Chains stuck in a local optimum: correlated Poisson distributions

To represent the correlation between two Poisson distributions, I developed a stan model, which adds the same random effect in the mean parameter of the two Poisson distributions. To model both negative and positive correlations, Iassume that the sign of the random effect is the same when the correlation is positive and opposite when the correlation is negative:

data {
  int<lower=1> N;
  array[N] int y1;
  array[N] int y2;
  int inference;
}

parameters {
  real intercept1;
  real intercept2;
  real sigma_eta;
  array[N] real eta;                   // Random effects
}

transformed parameters{
  real sigma_eta1 = abs(sigma_eta);
  real sigma_eta2 = sigma_eta;
}

model {
  // Priors
  intercept1 ~ normal(2, 1);
  intercept2 ~ normal(2, 1);
  sigma_eta ~ normal(0, 4);
  for(i in 1:N){
    eta[i] ~ std_normal();
  }

  // Likelihood using poisson_log_lpmf
  if(inference==1){
    for (i in 1:N) {
      target += poisson_log_lpmf(y1[i] | intercept1 + eta[i]*sigma_eta1);
      target += poisson_log_lpmf(y2[i] | intercept2 + eta[i]*sigma_eta2);
    }
  }
}

generated quantities {
  real loglik=0;
   for (i in 1:N) {
    loglik += poisson_log_lpmf(y1[i] | intercept1 + eta[i]*sigma_eta1);
    loglik += poisson_log_lpmf(y2[i] | intercept2 + eta[i]*sigma_eta2);
  }
}

I simulated two distributions y_1 and y_2, which are negatively correlated and tried to retrieve the negative value of the correlation with the stan model. When looking at the posterior distribution of the correlation parameter, I noticed a bimodal distribution:

library(cmdstanr)
library(dplyr)

#Simulate data
corr12=-1
df = data.frame(log_mu1=log(10),log_mu2=log(10),corr12=corr12,
                mu_corr = rnorm(100,mean=0,sd=abs(corr12))) %>% 
  dplyr::mutate(mu1=exp(log_mu1 + mu_corr),
                mu2=if_else(corr12<0,exp(log_mu2 - mu_corr),
                            exp(log_mu2 + mu_corr + log(n)))) %>% 
  rowwise() %>% 
  dplyr::mutate(y1=rpois(1,mu1),
                y2=rpois(1,mu2))

#plot of the two correlated Poisson distributions
df %>% 
  ggplot(aes(x=y1,y=y2))+
  geom_point()+
  xlim(c(0,100))+ylim(c(0,100))

data_list=list(N=dim(df)[1],
               y1=df$y1,
               y2=df$y2,
               inference=1)

#Stan model fit
mod3 <- cmdstan_model(paste0(code_root_path,"stan/test3_correlated_poisson.stan"))
fit <- mod3$sample(
  adapt_delta=0.99,
  iter_warmup=2000,
  data = data_list,
  chains = 4, 
  parallel_chains = 4,
  show_messages = TRUE,#FALSE,
  refresh = 100, # print update every 500 iters
)

#High rhat
fit$summary() %>% 
  arrange(-rhat)
#The correlation parameter is not well estimated
fit$summary(variables = c("sigma_eta"), "mean",~quantile(.x, probs = c(0.025, 0.975)))

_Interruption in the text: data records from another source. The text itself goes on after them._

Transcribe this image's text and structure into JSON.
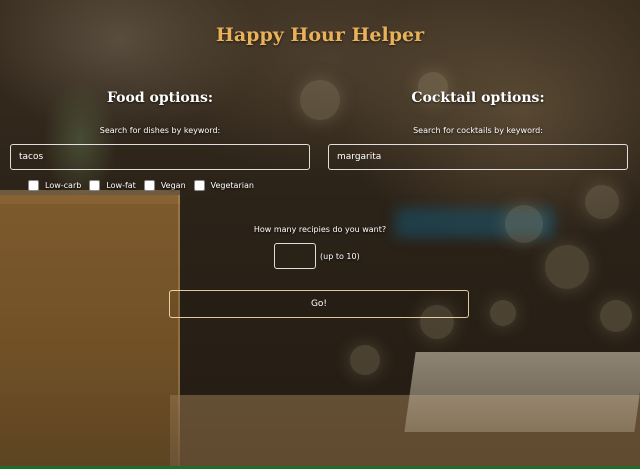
{
  "app": {
    "title": "Happy Hour Helper"
  },
  "food": {
    "heading": "Food options:",
    "search_label": "Search for dishes by keyword:",
    "search_value": "tacos",
    "filters": [
      {
        "label": "Low-carb",
        "checked": false
      },
      {
        "label": "Low-fat",
        "checked": false
      },
      {
        "label": "Vegan",
        "checked": false
      },
      {
        "label": "Vegetarian",
        "checked": false
      }
    ]
  },
  "cocktail": {
    "heading": "Cocktail options:",
    "search_label": "Search for cocktails by keyword:",
    "search_value": "margarita"
  },
  "recipes": {
    "question": "How many recipies do you want?",
    "count_value": "",
    "hint": "(up to 10)"
  },
  "actions": {
    "go_label": "Go!"
  },
  "colors": {
    "title": "#e8b15a",
    "text": "#ffffff",
    "border": "#ffffff"
  }
}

#Check posterior distributions between chains
d=fit$draws()[,,]
n_iter_per_chain = d[,1,1] %>% length()
d1=as.data.frame(ftable(d[,,grepl("sigma_eta",dimnames(d)[[3]]) &
                            !grepl("sigma_eta2|sigma_eta1",dimnames(d)[[3]])]))
d2=as.data.frame(ftable(d[,,grepl("loglik",dimnames(d)[[3]])]))
d3= full_join(d1 %>% dplyr::select(iteration,chain,sigma_eta=Freq),
          d2 %>% dplyr::select(iteration,chain,loglik=Freq)) 
#Posterior distribution of the correlation parameter
d3 %>% 
  ggplot(aes(x=sigma_eta)) + 
  geom_histogram()
#Two chains with low loglikelihood
d3 %>%
  ggplot(aes(x=sigma_eta,y=loglik,col=chain)) +
  geom_point()+geom_line()

This is because two chains are stuck in a local maximum. How to avoid this? I thought that warmup iterations would prevent this, but even when increasing their number of iteration, I get the same issue.

An alternative approach is using copulas, which ties together the marginal distributions directly (instead of the mean parameter). See Copulas for an example.

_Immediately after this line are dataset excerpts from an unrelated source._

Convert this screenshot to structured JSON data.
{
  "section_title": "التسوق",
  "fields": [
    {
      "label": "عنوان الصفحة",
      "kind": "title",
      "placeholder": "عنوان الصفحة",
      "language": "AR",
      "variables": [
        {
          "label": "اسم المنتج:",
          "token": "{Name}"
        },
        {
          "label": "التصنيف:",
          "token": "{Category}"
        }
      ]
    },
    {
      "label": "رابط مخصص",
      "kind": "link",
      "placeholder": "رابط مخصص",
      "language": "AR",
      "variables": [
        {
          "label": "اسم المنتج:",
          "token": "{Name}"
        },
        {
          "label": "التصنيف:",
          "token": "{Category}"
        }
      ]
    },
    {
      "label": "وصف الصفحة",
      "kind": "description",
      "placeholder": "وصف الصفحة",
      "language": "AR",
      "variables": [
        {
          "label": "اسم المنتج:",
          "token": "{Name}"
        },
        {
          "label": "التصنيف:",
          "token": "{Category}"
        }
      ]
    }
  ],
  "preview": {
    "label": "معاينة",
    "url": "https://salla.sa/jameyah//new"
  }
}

In addition to increasing the number of warmup iterations, have you tried changing other algorithm parameters? Since the loglik is quite different it seems like it’s really having trouble getting to a higher probability region, which shouldn’t be that difficult even for a moderately well-tuned sampler.

Thanks, this is a very good idea indeed. I will have a look.

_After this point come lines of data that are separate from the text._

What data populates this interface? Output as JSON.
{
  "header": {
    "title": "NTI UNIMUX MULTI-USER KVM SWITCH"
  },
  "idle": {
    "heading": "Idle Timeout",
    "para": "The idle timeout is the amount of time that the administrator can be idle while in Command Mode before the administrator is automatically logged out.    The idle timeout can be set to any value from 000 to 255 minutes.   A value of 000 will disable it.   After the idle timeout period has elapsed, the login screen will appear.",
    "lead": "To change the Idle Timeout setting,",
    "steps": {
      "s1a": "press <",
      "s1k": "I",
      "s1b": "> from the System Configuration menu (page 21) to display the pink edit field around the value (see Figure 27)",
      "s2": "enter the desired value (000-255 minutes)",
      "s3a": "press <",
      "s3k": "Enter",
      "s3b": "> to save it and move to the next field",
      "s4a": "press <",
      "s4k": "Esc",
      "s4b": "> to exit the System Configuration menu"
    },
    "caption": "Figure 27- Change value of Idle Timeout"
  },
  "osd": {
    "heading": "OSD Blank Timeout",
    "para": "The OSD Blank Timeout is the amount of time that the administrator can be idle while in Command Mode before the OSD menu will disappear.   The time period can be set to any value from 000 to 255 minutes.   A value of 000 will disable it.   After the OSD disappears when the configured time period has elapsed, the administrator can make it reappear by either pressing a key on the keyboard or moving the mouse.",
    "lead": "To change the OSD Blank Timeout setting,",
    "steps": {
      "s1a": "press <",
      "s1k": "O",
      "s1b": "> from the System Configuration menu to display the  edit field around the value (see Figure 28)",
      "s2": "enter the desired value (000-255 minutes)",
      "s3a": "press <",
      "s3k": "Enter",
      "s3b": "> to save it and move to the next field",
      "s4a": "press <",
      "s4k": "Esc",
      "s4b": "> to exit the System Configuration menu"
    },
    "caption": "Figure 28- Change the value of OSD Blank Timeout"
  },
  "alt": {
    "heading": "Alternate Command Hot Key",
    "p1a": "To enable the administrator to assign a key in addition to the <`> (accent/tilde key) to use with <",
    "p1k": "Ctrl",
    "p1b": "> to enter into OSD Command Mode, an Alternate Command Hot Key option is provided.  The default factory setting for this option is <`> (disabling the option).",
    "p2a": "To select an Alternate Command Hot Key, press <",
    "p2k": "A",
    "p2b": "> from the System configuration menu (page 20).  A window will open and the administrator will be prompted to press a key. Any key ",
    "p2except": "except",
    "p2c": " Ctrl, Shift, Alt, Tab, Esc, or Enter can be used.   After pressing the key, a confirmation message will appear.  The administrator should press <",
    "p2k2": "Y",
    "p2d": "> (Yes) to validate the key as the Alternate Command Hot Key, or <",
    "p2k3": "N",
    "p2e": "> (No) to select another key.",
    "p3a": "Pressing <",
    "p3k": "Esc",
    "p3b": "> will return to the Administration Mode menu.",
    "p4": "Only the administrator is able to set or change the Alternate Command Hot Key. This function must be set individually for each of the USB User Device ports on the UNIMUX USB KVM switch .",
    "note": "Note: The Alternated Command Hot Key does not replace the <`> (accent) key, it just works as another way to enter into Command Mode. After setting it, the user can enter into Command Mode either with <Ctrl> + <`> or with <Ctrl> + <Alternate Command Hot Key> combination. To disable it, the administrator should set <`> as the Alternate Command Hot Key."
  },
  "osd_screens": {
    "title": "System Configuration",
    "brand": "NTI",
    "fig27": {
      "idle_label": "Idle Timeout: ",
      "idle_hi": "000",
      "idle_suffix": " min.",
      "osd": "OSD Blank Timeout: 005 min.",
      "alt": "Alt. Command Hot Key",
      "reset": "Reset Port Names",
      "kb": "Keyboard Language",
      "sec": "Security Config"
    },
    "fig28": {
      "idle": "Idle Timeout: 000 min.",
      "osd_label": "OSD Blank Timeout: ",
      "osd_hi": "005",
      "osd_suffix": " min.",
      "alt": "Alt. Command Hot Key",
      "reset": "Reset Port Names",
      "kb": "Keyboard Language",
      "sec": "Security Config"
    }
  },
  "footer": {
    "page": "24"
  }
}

No, I haven’t tried because I woudln’t know how to change these parameters and which ones I should adapt. Any suggestion?

I guess in the sampling statement you can add the keyword adapt_delta and change the default. Stan Documentation has more information of how warmup works, and other parameters that may help. In cmdstanpy you can find more of the sampler parameters here – I guess you are using cmdstanr, but I can’t find the equivalent page right away.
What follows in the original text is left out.